Dans le logement, les promoteurs ont cessé de courir derrière l'ancien monde. Les opérations engagées aux conditions économiques d’hier s'éteignent, remplacées par des programmes mieux calibrés et surtout restaurant des marges ébranlées. Les carnets de commandes résistent chez les meilleurs. Mais les chiffres d'affaires restent sous pression, car le pouvoir d'achat des ménages, le coût du crédit et l'instabilité réglementaire continuent de corseter la demande.
Le bureau, lui, confirme sa bipolarité. Les actifs centraux, sobres sur le plan environnemental et serviciel, trouvent toujours preneurs et voient leur potentiel de réversion locative préservé. Les autres accumulent vacance, capex et incertitudes sur leur valeur. Le travail hybride n'a pas tué le bureau, il a rendu une partie du parc définitivement obsolète. Et la frontière devient de plus en plus nette dans les bilans financiers des propriétaires.
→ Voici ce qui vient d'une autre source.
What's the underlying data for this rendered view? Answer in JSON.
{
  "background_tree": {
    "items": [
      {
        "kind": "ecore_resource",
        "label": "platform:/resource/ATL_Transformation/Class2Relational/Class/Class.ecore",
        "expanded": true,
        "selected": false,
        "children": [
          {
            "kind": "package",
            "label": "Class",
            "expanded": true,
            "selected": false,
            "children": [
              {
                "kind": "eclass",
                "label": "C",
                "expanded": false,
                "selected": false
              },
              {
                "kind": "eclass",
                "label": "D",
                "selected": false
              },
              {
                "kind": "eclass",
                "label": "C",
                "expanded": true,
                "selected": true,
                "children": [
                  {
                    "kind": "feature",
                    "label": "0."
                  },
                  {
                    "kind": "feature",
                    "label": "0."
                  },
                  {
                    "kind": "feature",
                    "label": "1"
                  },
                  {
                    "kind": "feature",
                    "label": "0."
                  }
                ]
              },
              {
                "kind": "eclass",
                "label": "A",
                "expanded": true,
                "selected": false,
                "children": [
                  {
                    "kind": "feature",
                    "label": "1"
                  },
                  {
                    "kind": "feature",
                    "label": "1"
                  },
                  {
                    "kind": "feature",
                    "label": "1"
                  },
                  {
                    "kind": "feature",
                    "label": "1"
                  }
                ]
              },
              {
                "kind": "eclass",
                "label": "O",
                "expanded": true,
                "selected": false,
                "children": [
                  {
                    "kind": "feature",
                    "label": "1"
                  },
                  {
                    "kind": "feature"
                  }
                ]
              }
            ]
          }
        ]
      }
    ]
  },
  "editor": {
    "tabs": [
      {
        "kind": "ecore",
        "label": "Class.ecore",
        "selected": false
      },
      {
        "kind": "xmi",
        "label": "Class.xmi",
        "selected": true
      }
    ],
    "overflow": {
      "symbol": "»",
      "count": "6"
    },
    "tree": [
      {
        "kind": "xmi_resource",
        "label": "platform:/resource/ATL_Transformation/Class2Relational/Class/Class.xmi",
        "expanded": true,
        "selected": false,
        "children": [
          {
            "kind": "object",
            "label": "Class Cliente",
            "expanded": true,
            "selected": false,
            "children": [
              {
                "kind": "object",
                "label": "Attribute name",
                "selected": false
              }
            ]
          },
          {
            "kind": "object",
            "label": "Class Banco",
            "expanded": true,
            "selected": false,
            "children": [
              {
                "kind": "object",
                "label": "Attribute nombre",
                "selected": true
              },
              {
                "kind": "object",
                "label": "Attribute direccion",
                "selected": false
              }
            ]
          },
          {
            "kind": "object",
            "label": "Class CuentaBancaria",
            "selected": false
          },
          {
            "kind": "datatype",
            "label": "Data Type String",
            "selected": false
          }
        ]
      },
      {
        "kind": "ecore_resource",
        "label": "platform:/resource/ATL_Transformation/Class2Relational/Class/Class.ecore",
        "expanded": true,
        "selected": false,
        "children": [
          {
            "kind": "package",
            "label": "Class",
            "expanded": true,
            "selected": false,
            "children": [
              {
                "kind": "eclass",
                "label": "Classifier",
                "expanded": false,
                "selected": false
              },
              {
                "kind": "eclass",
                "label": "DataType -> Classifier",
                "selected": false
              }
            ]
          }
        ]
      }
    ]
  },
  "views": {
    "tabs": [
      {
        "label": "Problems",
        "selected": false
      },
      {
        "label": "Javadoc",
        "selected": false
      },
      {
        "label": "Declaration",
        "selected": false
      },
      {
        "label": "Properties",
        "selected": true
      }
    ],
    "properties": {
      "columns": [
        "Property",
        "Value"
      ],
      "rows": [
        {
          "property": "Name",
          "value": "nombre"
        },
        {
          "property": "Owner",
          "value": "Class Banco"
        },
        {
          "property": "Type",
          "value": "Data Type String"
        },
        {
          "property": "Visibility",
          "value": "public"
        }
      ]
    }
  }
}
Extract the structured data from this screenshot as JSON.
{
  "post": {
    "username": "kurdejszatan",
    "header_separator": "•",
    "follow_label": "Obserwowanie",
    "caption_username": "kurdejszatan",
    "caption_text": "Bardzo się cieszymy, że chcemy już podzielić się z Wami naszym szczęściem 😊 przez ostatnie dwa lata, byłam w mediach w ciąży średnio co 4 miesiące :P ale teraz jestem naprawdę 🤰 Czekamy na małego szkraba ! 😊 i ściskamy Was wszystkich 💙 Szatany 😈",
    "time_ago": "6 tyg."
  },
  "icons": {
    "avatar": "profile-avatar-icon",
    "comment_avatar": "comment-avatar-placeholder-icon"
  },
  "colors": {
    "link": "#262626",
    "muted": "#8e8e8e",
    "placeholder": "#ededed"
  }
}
Le commerce, longtemps annoncé comme le maillon faible de l'immobilier, livre le signal le plus solide de cette saison. En tout cas pour les acteurs cotés. La fréquentation et les ventes des enseignes progressent, la vacance recule, les loyers augmentent au-delà de l'indexation, et sur les meilleurs portefeuilles, les cash-flows soutiennent de nouveau les valeurs. Pour autant, la sélectivité reste forte et traduit surtout la capacité des meilleurs actifs à se réinventer ou la capacité des meilleurs acteurs à réinventer les actifs.
Logement, bureau, commerce : ces trajectoires divergentes livrent un même diagnostic des investisseurs. Cabossés par la crise, tous les véhicules paraissent plus ou moins réparés, prêts à redémarrer. Il leur manque quand même un peu de fuel, autrement dit de la croissance économique pour soutenir durablement volumes, loyers et investissements. Quant à l'adjuvant des taux, mieux vaut l'oublier pour un moment.
Le symbole de ce changement, c’est certainement Unibail-Rodamco-Westfield. L’ancien premier de cordée a confirmé lors de ses résultats semestriels avoir achevé l’assainissement de son bilan pour entamer un recyclage « sélectif » de ses capitaux. Le recyclage des capitaux, comme des actifs, c’est assurément l’avenir proche de l’industrie immobilière. Et certainement, l’un des thèmes de la rentrée.